Wie kam deine Verbindung zur Radiologie zustande?

Nach etlichen Jahren in einer typisch amerikanischen Unternehmensberatung wollte ich mich selbst als Unternehmer beweisen. Das Gesundheitswesen schien mir aufgrund seiner Dynamik als interessantes Marktumfeld. Schnell lernte ich JST und die Curagita kennen – seit 2002 gehört mein ehemaliges Unternehmen zur Curagita. Anfangs leistete ich meinen Beitrag zum Wachstum der Radiologienetze. Seit 2010 trage ich als Vorstand Gesamtverantwortung für unser Unternehmen.

 

Nach 20 Jahren – wohin richtet sich dein Blick heute?

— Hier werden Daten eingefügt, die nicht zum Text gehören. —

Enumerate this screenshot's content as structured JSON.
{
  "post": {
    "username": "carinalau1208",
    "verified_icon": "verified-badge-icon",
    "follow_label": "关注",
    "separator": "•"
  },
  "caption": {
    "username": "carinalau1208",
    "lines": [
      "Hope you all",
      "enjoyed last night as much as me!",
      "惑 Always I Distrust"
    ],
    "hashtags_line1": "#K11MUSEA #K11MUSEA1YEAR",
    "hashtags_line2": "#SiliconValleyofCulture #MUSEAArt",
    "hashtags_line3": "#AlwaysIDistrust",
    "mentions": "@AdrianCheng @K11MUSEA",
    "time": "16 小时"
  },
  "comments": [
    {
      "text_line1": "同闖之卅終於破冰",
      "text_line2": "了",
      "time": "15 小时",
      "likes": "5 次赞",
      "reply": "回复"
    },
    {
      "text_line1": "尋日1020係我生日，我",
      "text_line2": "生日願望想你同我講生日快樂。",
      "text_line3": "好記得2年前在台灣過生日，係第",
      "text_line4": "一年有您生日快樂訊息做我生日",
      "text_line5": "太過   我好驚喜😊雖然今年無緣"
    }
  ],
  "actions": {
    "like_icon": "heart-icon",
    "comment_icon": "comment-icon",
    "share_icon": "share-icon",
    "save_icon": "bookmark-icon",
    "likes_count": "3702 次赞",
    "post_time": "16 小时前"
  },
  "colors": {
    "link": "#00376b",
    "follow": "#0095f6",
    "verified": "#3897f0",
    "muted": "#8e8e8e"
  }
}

Ich bin gerade 50 geworden, Curagita 20 – runde Geburtstage erlauben schon mal den Blick zurück: Innovationskraft und Radiologennähe – das ist für mich die Quintessenz unserer Vergangenheit.

 

Was meinst du damit?

Innovationskraft ist eine Kombination aus Vorstellungsvermögen und Durchsetzungskraft. Es liegt in der DNA der Curagita, auch abseits der eingetretenen Pfade zu denken und die Phantasie von Mitarbeitern, Lieferanten und Kunden zu wecken. Die Durchsetzungskraft kam bei uns immer mit der Radiologennähe. Und darunter verstehen wir nicht „Kundennähe“ im Sinne eines Marketing-Anspruchs. Radiologennähe für uns hieß immer Mitsprache (z.B. in Vollversammlungen), Mitgestaltung (z.B. in Fachgruppen) und Kontrolle (z.B. in Aufsichtsräten). Das Wort „Kunde“ kommt uns schwer über die Lippen, wir brauchen Begriffe wie „Mitglied“ oder „genossenschaftlich“. Unsere Hingabe an Radiologen ist uneingeschränkt – private Freunde aus anderen Branchen halten das für verrückt. Ich halte es für unser Erfolgsgeheimnis. Ich denke dabei immer an diese alte Geschichte. Ein unzufriedener Kunde beim Bäcker hat zwei Möglichkeiten: Er kann sich beschweren und auf Besserung hoffen oder er kann seine Brötchen woanders einkaufen. Unser Weg ist viel radikaler: Radiologen sagen uns, welche Brötchen wir zu backen haben.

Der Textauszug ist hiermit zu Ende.